06-01-2018 05:11 PM
06-14-2018 05:42 AM
What are you attempting to accomplish? What do you mean by "connecting" them together? Are you referring simply to having both internal and external DNS under a single management system or are you talking about something related to forwarding or zone transfers or something different?
06-15-2018 05:24 PM
1-Deployment infx appliance on local network :-
Configure management ports with the management network IP addreses , configure HA & LAN 1 Ports with (data & syn ) local network IP addresses that will serve (DNS & DHCP ) to the networkuser's,
2- Deploying infx appliance on DMZ network :-
Configure LAN1 port with private (public) network that will be nated on the firewall,
Configure LAN2 port with the private network IP addresses that will serve ( DNS data & syn) from & to local DNS network ,
Configure management ports with the DMZ management network IP addresses ?
My question is there best practice design for deploying local INFX (DNS&DHCP) & external INFX (DNS) on DMZ network.
06-18-2018 06:06 AM
You mention "infx" multiple times...I assume that refers to Infoblox, right? Just trying to make sure you aren't meaning something different.

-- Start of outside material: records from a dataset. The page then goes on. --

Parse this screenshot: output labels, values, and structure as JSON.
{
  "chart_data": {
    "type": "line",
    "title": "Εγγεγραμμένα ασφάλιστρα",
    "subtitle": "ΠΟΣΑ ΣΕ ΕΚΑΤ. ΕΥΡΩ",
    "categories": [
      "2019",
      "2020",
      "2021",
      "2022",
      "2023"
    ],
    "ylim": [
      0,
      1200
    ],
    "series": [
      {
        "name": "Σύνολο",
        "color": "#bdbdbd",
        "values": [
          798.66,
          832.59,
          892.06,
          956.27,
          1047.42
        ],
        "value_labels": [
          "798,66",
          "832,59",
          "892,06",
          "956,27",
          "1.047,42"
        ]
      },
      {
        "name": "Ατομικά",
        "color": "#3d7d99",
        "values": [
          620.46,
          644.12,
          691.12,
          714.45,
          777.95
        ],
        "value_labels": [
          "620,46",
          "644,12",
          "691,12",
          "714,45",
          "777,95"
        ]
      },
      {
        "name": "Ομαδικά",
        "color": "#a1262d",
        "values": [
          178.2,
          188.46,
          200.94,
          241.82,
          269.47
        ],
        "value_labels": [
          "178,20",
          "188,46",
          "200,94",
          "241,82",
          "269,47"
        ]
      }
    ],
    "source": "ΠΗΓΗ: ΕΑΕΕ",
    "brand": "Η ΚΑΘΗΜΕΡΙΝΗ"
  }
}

So you have internal HA appliances that will service internal DNS queries and be recursive for outbound requests, correct? You also have single appliances that where you are choosing to use one port (LAN1) for outside-in DNS requests (those coming FROM the Internet into your organization) and the other port (LAN2) for inside-out or inside-in requests (proxy DNS cache layer or for internal clients looking for internal hosts). Is that also correct?
If both of the above are true, then your configuration matches the basic configuration well enough to be considered one of the best practices options. There are still specific settings in DNS to configure to ensure you don't expose an open recursor...specifically, you want to make sure the DNS view with your authoritative external zones has recursion disabled. You'll also need to make sure you properly configure your ACLs on the views as well and order them appropriately.
There are a number of other factors that will determine what is really a "best practice" for your deployment but these are generally the steps in the right direction.
06-20-2018 07:02 PM
ON External DNS ( INFX appliance)
I used LAN 1 FOR outside( public network 'internet') and LAN2 FOR INSIDE network ( just communicate with internal DNS & configured with private DMZ subnet)
ON INTERNAL DNS
I used Lan1 for inside network ( client dns & shop request ) , HA lan1 same subnet ,
Lan2 outside-inside DMZ( just communicate 'inside'external DNS )
Management ports ( grid ) can I configure all 4 appliances with two subnet ( one for internal network & one for dmz network 'in our network design DMZ has it's own management network' )?
I am on the stage one for the deployment that's I looking for the best practices design for the deployment internal and external DNS,
06-25-2018 08:42 AM
Unless you have some restriction, I wouldn't bother with the MGMT ports at all. Also, unless there's some special reason for putting LAN2 of the internal members into the DMZ, I would just leverage LAN1/HA. It sounds like you're attempting to use all of the ports but I didn't see any specific target problem that you're trying to solve.
I do get using LAN1 and LAN2 for the external auth members...although a good number of customers use just LAN1 and set up the ACLs accordingly. There's definitely nothing wrong with either approach...it really comes down to risk mitigation and determining how well you will rely on firewall and ACL configurations.
What specifically are you trying to accomplish with the use of the extra ports? Is there some mandate internally regarding separation of management and control traffic from user facing ports?
Do you have a dedicated GM and GMC in this design? If not, enabling the MGMT ports on the protocol serving units that also serve as GM/GMC will work but it will also create some interesting challenges.